Here is one that is also 500GB and runs around $50.
http://www.newegg.com/Product/Produc...82E16822178573

You might also consider upgrading to a SSD drive like one of these
http://www.newegg.com/Product/Produc...82E16820148946
if speed is your only concern. It is also a drop in replacement for
what you currently have. Then you don't have to worry about bumping
the laptop and crashing the drive as the SSD has no moving parts,
runs cooler, and takes up much less battery usage as well.


You are right, after downloading the manual for the Dell computer, I
found the hard drive is 7 mm thick.

I have decided to go with another Seagate like the one in it, except it
will be an SSD. It's sixty five dollars, pretty cheap for an SSD.

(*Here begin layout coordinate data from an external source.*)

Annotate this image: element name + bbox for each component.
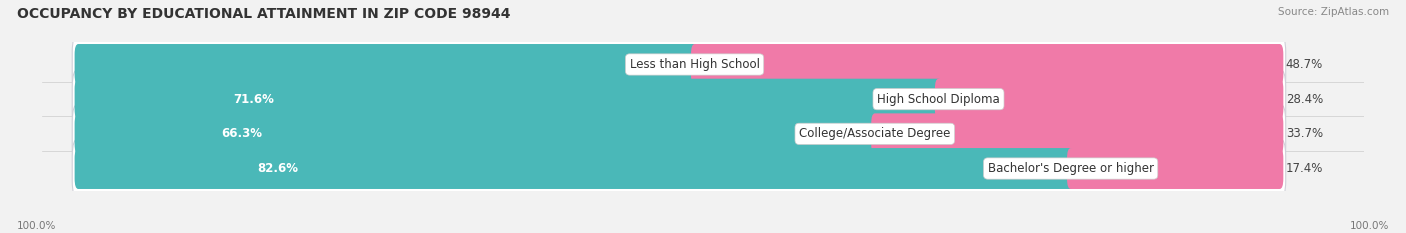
Text: Bachelor's Degree or higher: Bachelor's Degree or higher: [987, 162, 1154, 175]
FancyBboxPatch shape: [72, 139, 1285, 198]
FancyBboxPatch shape: [690, 44, 1284, 85]
Text: College/Associate Degree: College/Associate Degree: [799, 127, 950, 140]
Text: 51.3%: 51.3%: [634, 58, 671, 71]
FancyBboxPatch shape: [935, 79, 1284, 120]
FancyBboxPatch shape: [72, 69, 1285, 129]
Text: 17.4%: 17.4%: [1285, 162, 1323, 175]
FancyBboxPatch shape: [75, 79, 942, 120]
Text: 48.7%: 48.7%: [1285, 58, 1323, 71]
FancyBboxPatch shape: [75, 148, 1074, 189]
Text: 100.0%: 100.0%: [17, 221, 56, 231]
Text: 82.6%: 82.6%: [257, 162, 298, 175]
Text: OCCUPANCY BY EDUCATIONAL ATTAINMENT IN ZIP CODE 98944: OCCUPANCY BY EDUCATIONAL ATTAINMENT IN Z…: [17, 7, 510, 21]
Text: High School Diploma: High School Diploma: [877, 93, 1000, 106]
FancyBboxPatch shape: [75, 44, 699, 85]
Text: 28.4%: 28.4%: [1285, 93, 1323, 106]
Text: Less than High School: Less than High School: [630, 58, 759, 71]
Text: 66.3%: 66.3%: [222, 127, 263, 140]
Text: 100.0%: 100.0%: [1350, 221, 1389, 231]
FancyBboxPatch shape: [872, 113, 1284, 154]
FancyBboxPatch shape: [75, 113, 879, 154]
FancyBboxPatch shape: [72, 104, 1285, 164]
Text: Source: ZipAtlas.com: Source: ZipAtlas.com: [1278, 7, 1389, 17]
FancyBboxPatch shape: [1067, 148, 1284, 189]
Text: 71.6%: 71.6%: [233, 93, 274, 106]
FancyBboxPatch shape: [72, 35, 1285, 94]
Text: 33.7%: 33.7%: [1285, 127, 1323, 140]
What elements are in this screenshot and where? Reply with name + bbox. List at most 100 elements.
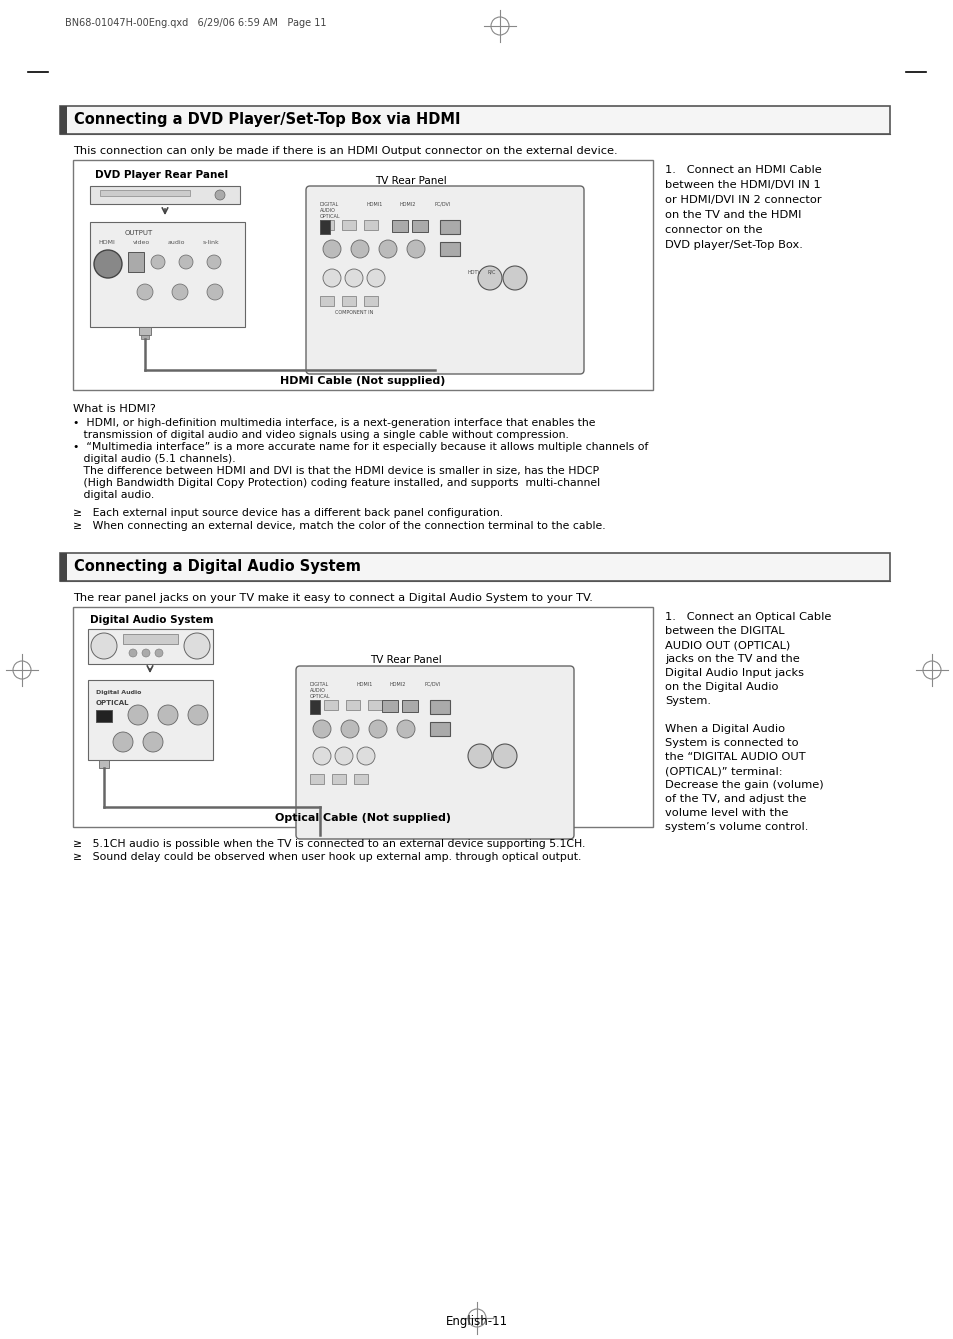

I think I need this ST500LM001 model, but I'm not sure.

What does it mean when the drive has encryption?

My existing drive is SATA 3Gb/s and the drive I'm looking at is SATA
6Gb/s, does it matter?

http://www.seagate.com/internal-hard...d-drive/#specs

The difference in interface speed will not matter as the newer 6Gb/s is
downward compatible, much like USB3 and USB2.

The self encrypting drive means that the data encryption is built into
the hard drive or SSD interface controller. This is an anti-theft
feature that means if I pull your hard drive out of your PC I will not
be able to read the data from any other PC, with out your access
password. Give this link a read and remember to replace SSD for hard
drive as you read it.

http://www.computerweekly.com/featur...ption-security

The other thing is that if you wanted to encrypt the drive using an
older non-encrypting drive your PC had to spend CPU time
encrypting/decrypting the data all the time. With a SED drive it is
built into the drive and your motherboard and CPU don't have to be
slowed down doing the encryption/decryption.